The standing expert opinion is that two external happenings actually had a cascading effect and resulted in the demise of the bank. The Fed reduced interest rates on bonds, which were SVB’s chief investment. This meant that the bank’s earnings would be reduced. Meanwhile, a lot of its tech investors started to pull out their deposits (because the tech sector in the US is going through a challenging period). This meant that amidst reduced earnings, SVB had to pay out huge sums.
To solve the issue, the SVB sold some of its assets. Everything should have been alright but the news that they had sold assets at a US$ 1.8 billion dollar loss, resulted in mayhem. Its stock lost value and investors lost confidence, selling stocks in a panic and redeeming deposits without a second thought.
The bank was shut down in early March 2023. Depositors have received promises about getting their capital back, but how long the process will take remains to be seen.
As an investor, how can you ensure that your investments remain safe? Is capital loss in such a situation unavoidable?
The good news is that you can take steps to avoid capital loss in such a situation. In fact, you can do so with just three simple moves.
- Diversify your portfolio
One of the best ways to protect your investments from sector-linked risks is to distribute your capital over several different sectors.
In the SVB story, many investors had a disproportionate amount of their investments in stocks that somehow linked back to the banking ecosystem. And all stocks in the banking ecosystem plummeted by 40% during this time. This meant that investors who had consolidated their investments in banking or banking-adjacent stocks were bleeding capital. This could happen to any sector, and that’s why it is essential to invest in diverse sectors.
- Don’t overlook bias
Consider bias before taking any investment advice or assurances about a specific investment. The SVB CEO was dumping SVB stock that he held, even while appearing on national television assuring investors that everything was just fine. Credit rating agencies were giving SVB’s shares a buy rating. Everyone is doing business at the end of the day, and all players are going to protect their own interests first. It is important for investors to dig beneath the surface.
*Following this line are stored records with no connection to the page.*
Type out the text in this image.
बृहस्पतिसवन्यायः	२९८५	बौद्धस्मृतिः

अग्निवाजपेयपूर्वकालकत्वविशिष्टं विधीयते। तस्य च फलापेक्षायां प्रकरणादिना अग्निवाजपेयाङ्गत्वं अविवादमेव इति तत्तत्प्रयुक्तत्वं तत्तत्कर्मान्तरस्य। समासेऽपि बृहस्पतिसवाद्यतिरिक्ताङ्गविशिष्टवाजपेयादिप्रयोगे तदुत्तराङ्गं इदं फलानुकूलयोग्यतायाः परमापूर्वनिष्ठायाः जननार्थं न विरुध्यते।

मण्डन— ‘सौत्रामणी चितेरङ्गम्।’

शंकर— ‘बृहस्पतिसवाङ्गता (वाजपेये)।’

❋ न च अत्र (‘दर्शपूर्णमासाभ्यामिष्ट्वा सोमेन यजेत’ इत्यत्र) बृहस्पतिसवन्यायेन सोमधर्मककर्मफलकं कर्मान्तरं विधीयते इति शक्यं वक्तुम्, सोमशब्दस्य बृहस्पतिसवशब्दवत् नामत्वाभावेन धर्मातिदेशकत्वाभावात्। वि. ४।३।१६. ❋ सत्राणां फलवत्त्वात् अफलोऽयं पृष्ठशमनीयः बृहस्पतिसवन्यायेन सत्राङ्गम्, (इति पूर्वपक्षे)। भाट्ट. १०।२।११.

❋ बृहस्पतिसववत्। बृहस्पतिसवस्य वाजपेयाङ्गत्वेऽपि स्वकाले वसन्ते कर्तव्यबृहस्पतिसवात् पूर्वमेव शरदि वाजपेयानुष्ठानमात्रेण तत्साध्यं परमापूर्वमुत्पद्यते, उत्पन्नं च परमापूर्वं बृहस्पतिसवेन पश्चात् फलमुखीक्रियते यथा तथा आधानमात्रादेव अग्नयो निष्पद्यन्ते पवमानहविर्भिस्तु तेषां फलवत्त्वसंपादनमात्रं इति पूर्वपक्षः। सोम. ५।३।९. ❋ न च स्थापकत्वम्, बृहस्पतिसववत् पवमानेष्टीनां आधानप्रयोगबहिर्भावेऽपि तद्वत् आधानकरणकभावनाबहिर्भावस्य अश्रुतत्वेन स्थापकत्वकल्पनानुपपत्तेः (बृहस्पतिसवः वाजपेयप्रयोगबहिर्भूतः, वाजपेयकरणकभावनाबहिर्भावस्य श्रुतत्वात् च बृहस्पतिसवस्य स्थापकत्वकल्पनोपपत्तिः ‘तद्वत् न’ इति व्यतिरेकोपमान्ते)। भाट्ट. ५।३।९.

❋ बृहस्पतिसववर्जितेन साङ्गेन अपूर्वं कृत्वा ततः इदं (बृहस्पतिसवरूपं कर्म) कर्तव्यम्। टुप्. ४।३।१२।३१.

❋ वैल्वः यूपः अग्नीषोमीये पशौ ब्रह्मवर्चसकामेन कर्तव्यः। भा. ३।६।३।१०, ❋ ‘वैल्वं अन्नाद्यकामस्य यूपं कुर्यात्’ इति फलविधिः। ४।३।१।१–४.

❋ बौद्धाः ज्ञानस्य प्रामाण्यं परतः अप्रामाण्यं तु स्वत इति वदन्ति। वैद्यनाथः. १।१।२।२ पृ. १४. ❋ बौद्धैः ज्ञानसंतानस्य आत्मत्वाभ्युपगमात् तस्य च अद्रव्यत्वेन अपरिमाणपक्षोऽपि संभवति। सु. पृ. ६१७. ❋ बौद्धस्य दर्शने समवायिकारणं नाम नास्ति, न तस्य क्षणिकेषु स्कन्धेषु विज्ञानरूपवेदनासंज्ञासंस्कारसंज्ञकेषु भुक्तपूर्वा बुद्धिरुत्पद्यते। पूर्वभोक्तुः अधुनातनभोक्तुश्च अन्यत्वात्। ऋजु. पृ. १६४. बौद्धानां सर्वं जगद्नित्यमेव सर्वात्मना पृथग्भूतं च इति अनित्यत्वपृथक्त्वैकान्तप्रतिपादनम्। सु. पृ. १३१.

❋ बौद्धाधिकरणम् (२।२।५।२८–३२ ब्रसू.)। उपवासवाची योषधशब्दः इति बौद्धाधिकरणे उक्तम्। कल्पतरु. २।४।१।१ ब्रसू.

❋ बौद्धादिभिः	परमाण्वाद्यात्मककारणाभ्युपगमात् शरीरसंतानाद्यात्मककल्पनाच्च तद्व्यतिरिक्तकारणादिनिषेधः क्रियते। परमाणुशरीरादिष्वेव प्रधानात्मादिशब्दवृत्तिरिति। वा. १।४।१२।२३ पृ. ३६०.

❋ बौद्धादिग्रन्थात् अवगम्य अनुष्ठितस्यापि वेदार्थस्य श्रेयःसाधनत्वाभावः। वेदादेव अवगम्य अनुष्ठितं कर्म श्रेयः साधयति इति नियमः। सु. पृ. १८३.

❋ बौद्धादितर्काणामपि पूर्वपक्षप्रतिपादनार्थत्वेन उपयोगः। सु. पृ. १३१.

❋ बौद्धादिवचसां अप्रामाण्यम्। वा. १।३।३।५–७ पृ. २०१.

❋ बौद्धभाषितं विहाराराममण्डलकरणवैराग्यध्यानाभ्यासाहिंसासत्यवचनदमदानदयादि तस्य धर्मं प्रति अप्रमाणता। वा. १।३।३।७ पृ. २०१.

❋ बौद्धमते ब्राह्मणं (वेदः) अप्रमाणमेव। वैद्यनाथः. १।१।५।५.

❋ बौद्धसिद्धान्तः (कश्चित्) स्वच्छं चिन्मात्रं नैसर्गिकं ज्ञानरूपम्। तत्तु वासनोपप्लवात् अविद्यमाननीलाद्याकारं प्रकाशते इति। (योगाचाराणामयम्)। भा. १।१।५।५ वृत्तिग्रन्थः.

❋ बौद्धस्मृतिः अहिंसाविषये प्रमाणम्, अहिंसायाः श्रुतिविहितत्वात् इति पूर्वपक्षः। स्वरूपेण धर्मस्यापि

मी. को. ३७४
Look into a company’s financials instead of taking anyone’s word for it, especially when they’ve made headlines for the wrong reasons.
- Monitor your investments
Enterprises are run by human beings. Judgment errors, bad investments and unforeseeable circumstances that kill ROI are unavoidable in any business. Every leader, and every organization is prone to blind spots and companies have loopholes to jump through. This means continuous risk. And continuous risk calls for continuous monitoring. Investors must perform due diligence. Investing in mutual funds? Track the stocks that they invest in. Check if they are adhering to the risk exposure promised to you. Investing directly in stocks? Track how the company is spending shareholder capital.
Risk mitigation and minimization are both your strength and your responsibility as an investor. Don’t get overwhelmed – or chased away from investing altogether – by potential risks. Overcome risks by tackling them head-on.